Integrating climate concerns into foreign policy, Crawford said, should include letting go of the use of force to protect fossil fuels for American use. As the country increases its renewable energy capacity, it should lower its use of oil. That would decrease the need for military operations to safeguard it abroad in places like the Middle East. This would not only avoid the carbon pollution caused by using that oil, it would also avoid the emissions associated with the aircrafts and tanks used in guarding it.
“As we decrease reliance on Persian Gulf oil, we can begin to withdraw the thousands of U.S. troops that are based there and diminish the amount of resources to the Navy uses to protect the Gulf,” she said.
Rather than continuing to compete with other foreign powers for fossil fuels, the U.S. should foster a spirit of cooperation and provide resources to poorer countries to help them transition away from fossil fuels. In his new executive order, Biden pledges to “develop a strategy for how the voice and vote of the U.S. can be used…to promote financing programs, economic stimulus packages, and debt relief initiatives that are aligned with and support the goals of the Paris Agreement.” Since the U.S. has contributed so much to historic greenhouse gas emissions, it bears a large responsibility in the realm of international climate finance.
“The biggest thing the U.S. could do for a just climate-focused foreign policy is massively increase its funding to international climate aid, which would help adaptation and mitigation effort in Global South countries that are most vulnerable but least responsible for the climate crisis — many of which are also dealing with the ongoing legacy of colonialism, unfair trade practices, and military interventions backed by the U.S. for the past century,” Siddique said.
Under the Obama administration, the nation never committed more than $US3 ($4) billion annually to the Green Climate Fund, the United Nation’s grant-making body that provides resources for international climate action.
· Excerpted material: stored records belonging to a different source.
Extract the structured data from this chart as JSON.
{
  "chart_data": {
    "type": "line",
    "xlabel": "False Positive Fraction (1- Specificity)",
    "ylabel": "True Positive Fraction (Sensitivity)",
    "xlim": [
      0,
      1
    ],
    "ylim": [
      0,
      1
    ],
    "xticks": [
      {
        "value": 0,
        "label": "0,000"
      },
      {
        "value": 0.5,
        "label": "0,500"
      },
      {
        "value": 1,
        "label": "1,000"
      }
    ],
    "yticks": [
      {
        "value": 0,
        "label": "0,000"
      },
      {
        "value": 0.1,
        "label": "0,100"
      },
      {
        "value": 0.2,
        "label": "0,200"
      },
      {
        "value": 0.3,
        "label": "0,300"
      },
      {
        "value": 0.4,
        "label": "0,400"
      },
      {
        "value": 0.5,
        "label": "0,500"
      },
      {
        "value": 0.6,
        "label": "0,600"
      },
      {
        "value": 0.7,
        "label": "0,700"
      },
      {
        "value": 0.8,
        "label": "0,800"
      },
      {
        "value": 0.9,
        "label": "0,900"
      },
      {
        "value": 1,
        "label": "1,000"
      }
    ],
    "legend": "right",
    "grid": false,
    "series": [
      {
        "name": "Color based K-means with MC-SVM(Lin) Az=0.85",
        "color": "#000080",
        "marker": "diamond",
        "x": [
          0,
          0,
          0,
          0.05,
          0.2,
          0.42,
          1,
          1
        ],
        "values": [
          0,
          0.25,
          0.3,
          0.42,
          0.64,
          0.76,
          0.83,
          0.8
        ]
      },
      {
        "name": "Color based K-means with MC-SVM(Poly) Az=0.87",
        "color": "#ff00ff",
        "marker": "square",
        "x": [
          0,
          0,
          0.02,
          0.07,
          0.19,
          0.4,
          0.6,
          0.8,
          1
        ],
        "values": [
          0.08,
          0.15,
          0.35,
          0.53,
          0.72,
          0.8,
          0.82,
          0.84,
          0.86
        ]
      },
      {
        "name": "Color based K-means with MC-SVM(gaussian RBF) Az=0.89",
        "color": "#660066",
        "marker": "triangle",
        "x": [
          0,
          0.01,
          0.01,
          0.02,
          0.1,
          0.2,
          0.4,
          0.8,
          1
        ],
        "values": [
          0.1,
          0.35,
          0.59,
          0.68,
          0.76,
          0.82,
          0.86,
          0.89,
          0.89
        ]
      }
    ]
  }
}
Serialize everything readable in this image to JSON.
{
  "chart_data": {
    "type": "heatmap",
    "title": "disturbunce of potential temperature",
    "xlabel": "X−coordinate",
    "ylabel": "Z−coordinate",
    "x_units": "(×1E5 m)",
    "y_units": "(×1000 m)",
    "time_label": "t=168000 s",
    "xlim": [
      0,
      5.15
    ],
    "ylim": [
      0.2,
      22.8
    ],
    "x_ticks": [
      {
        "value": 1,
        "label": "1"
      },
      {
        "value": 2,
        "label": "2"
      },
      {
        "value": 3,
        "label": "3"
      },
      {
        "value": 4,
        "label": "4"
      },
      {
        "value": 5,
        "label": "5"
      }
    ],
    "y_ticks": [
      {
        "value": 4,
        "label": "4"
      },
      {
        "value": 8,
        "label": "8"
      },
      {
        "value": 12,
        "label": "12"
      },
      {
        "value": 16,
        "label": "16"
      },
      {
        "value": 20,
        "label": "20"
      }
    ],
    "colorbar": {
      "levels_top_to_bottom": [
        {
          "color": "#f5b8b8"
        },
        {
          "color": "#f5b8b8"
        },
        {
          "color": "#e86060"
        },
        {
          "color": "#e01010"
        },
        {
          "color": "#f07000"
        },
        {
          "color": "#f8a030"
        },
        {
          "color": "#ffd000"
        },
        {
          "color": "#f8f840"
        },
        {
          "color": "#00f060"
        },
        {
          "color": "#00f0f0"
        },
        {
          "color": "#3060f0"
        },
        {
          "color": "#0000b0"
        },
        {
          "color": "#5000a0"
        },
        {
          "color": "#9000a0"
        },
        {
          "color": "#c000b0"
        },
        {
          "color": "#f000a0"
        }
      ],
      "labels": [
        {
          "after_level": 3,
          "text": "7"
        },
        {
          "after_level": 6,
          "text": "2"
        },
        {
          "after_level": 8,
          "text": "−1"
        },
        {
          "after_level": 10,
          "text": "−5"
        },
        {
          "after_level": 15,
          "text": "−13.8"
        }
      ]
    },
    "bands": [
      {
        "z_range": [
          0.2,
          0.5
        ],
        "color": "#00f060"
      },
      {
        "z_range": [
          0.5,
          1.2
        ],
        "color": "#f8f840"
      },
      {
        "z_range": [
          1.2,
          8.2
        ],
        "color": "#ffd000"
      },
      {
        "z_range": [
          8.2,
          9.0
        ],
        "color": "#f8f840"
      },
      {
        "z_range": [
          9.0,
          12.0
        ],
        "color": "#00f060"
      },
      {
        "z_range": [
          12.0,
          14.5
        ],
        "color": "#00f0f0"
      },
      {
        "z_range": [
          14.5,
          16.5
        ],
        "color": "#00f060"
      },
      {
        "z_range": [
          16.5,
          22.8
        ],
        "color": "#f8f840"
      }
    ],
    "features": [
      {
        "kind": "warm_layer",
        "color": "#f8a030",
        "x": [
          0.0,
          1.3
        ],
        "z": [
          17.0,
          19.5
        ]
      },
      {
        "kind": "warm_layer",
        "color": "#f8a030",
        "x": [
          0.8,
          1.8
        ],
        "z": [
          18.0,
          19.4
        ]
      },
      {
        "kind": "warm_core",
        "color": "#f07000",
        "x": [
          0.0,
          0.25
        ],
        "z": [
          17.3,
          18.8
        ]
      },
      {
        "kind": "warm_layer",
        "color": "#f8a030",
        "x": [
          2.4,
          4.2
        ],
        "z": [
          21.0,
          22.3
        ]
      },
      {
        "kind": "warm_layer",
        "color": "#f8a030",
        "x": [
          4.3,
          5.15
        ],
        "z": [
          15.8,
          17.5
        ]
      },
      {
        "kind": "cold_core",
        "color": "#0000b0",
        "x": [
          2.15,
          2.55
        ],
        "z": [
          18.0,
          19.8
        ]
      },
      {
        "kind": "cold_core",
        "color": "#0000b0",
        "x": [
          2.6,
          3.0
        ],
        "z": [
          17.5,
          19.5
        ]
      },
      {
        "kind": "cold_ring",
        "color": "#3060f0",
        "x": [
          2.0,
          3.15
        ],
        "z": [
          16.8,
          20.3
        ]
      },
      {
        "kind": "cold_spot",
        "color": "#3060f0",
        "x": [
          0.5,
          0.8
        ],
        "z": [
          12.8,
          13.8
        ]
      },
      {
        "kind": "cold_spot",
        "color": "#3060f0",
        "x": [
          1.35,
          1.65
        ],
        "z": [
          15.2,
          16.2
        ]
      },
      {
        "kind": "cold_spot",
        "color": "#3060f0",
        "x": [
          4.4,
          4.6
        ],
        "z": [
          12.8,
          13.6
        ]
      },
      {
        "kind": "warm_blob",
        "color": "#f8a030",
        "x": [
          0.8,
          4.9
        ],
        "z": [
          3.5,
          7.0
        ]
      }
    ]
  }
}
Biden’s administration could increase that as a means of bolstering national security and doing the right thing.
It could also help ease tensions and suffering abroad by preparing for the millions of people who research indicates will be displaced by climate disaster in the coming years. According to the International Organisation on Migration, we could see up 1 billion climate refugees by 2050. The executive order calls for considering the changing climate in international forums on migration, which is a good beginning. In those forums, the nation could commit to funding adaptation and mitigation strategies to decrease climate threats, and allowing more refugees to make new homes in the U.S.
“It’s a big step forward to acknowledge that the climate crisis impacts all policy, but there are many big questions around how climate concerns will be applied when U.S. foreign policy lacks a consistent framework that centres human rights,” Siddique said. The Biden administration has a huge opportunity to address those questions, and it should do so by promoting global cooperation.